SERAYUNEWS – Ribuan umat Islam memadati Alun-alun Kabupaten Cilacap untuk melaksanakan salat Iduladha 1447 Hijriah, Rabu (27/5/2026) pagi. Sejak sebelum pelaksanaan salat dimulai, kawasan alun-alun sudah dipenuhi jamaah yang datang bersama keluarga untuk menunaikan ibadah hari raya kurban.
Salat Iduladha tersebut turut dihadiri Plt Bupati Cilacap Ammy Amalia Fatma Surya bersama jajaran Forum Koordinasi Pimpinan Daerah (Forkopimda). Kehadiran unsur pemerintah daerah bersama masyarakat menambah khidmat suasana perayaan Iduladha tahun ini.
Sebelum salat dimulai, Ammy yang akrab disapa Mbak Ammy menyampaikan sambutan di hadapan jamaah. Dalam pesannya, ia menekankan bahwa Iduladha bukan hanya perayaan keagamaan tahunan, tetapi juga momentum spiritual yang sarat makna pengabdian, keikhlasan, dan kepedulian terhadap sesama.
“Keteladanan Nabi Ibrahim AS dan Nabi Ismail AS mengajarkan kepada kita bahwa ketaatan kepada Allah SWT harus diwujudkan melalui kesediaan untuk berkorban demi kemaslahatan yang lebih besar,” kata Ammy.
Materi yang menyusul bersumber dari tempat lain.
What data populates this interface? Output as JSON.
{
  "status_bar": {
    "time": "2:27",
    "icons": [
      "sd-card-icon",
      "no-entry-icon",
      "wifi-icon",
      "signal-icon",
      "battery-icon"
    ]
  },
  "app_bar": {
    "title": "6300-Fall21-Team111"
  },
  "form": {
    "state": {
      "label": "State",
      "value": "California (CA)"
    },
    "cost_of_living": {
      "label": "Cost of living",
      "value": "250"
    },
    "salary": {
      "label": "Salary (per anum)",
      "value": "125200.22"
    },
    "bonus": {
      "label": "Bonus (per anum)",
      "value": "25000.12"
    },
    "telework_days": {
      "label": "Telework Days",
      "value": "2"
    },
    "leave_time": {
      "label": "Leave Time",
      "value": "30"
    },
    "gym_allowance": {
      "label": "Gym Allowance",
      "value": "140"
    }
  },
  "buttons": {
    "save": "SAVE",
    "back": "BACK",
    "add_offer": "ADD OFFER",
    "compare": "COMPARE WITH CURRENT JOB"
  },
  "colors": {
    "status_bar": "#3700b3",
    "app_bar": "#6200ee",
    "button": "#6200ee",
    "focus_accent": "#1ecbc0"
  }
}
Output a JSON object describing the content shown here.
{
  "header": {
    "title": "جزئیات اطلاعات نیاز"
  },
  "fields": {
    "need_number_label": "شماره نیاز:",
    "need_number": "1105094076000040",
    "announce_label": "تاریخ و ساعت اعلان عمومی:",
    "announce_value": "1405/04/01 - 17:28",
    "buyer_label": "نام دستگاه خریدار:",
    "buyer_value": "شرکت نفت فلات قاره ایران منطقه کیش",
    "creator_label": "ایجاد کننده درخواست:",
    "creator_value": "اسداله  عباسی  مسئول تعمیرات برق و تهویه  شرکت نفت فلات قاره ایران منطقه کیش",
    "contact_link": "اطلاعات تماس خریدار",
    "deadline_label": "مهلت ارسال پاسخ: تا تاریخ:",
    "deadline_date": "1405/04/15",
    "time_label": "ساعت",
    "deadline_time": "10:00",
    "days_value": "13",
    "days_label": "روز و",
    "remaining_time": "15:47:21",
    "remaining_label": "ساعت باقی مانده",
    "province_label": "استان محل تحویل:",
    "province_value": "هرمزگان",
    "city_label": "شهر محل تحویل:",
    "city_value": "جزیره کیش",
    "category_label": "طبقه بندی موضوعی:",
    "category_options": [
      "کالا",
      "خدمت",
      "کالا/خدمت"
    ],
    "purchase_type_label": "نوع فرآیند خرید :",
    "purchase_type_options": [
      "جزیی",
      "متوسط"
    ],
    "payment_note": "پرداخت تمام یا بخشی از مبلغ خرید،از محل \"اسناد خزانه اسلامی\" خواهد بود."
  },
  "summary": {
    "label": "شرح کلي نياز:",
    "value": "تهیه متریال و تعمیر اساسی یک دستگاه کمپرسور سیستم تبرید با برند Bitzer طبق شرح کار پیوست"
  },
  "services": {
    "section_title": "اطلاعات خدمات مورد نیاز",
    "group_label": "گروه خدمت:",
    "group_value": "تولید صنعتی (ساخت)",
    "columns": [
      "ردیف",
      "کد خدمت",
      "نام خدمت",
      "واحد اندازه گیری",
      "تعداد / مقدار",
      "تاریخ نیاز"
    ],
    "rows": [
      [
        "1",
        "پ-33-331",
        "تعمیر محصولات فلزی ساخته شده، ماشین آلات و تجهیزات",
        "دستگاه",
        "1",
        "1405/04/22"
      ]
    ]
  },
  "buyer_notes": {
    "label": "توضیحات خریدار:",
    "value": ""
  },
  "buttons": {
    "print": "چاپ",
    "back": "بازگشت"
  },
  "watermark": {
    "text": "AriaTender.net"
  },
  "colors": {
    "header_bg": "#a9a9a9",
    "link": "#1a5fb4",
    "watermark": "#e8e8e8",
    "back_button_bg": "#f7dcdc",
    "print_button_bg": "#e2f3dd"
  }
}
Menurut Ammy, nilai-nilai Iduladha sangat relevan diterapkan dalam kehidupan bermasyarakat maupun penyelenggaraan pemerintahan. Semangat berkurban, kata dia, mengajarkan pentingnya mendahulukan kepentingan bersama dibanding kepentingan pribadi ataupun golongan.
Ia pun mengajak masyarakat Kabupaten Cilacap untuk terus memperkuat solidaritas sosial dan budaya gotong royong sebagai modal pembangunan daerah.
“Saya mengajak seluruh masyarakat Kabupaten Cilacap untuk menjadikan Iduladha sebagai momentum memperkuat solidaritas sosial, mempererat persaudaraan, dan membangun kepedulian terhadap sesama,” ujarnya.
Ammy menambahkan, pembangunan Kabupaten Cilacap tidak dapat dilakukan pemerintah sendirian. Menurutnya, diperlukan keterlibatan aktif seluruh elemen masyarakat agar pembangunan berjalan optimal.
Usai pelaksanaan salat Id di alun-alun, kegiatan dilanjutkan dengan penyerahan simbolis alat penyembelihan hewan kurban kepada Imam Masjid Agung Darussalam Cilacap. Tahun ini, panitia menerima hewan kurban berupa 10 ekor sapi dan 6 ekor kambing.
Imam Masjid Agung Darussalam Cilacap, KH Muslihun Ashari, mengaku bersyukur karena masyarakat masih mempercayakan penyaluran hewan kurban melalui panitia masjid.
“Alhamdulillah tahun ini menerima 10 ekor sapi dan 6 ekor kambing. Sebagaimana tahun lalu, jumlah sapi juga 10 ekor dan tahun ini kembali dipercaya,” katanya.
Ia memastikan daging kurban akan dibagikan secara luas dan merata kepada masyarakat, termasuk warga sekitar yang tidak memperoleh kupon pembagian.
“Kami berharap semuanya membawa keberkahan dan manfaat bagi masyarakat. Seperti tahun lalu, warga yang tidak mendapatkan kupon juga tetap akan dibagikan,” ucapnya.
Di sisi lain, perayaan Iduladha tahun ini juga membawa kebahagiaan tersendiri bagi warga Dusun Sidasari RT 01 RW 05, Desa Tambaksari, Kecamatan Kedungreja. Wilayah tersebut menerima bantuan sapi kurban dari Presiden Republik Indonesia, Prabowo Subianto.
Sapi jenis Limosin dengan bobot mencapai 1 ton itu diserahkan langsung oleh Plt Bupati Cilacap untuk disembelih di Musholla Al Falah yang dipimpin KH Imam Munakhir.
Kehadiran sapi kurban berukuran jumbo tersebut menarik perhatian warga sekitar. Banyak masyarakat datang untuk melihat langsung sapi bantuan presiden yang ukurannya jauh lebih besar dibanding sapi kurban pada umumnya.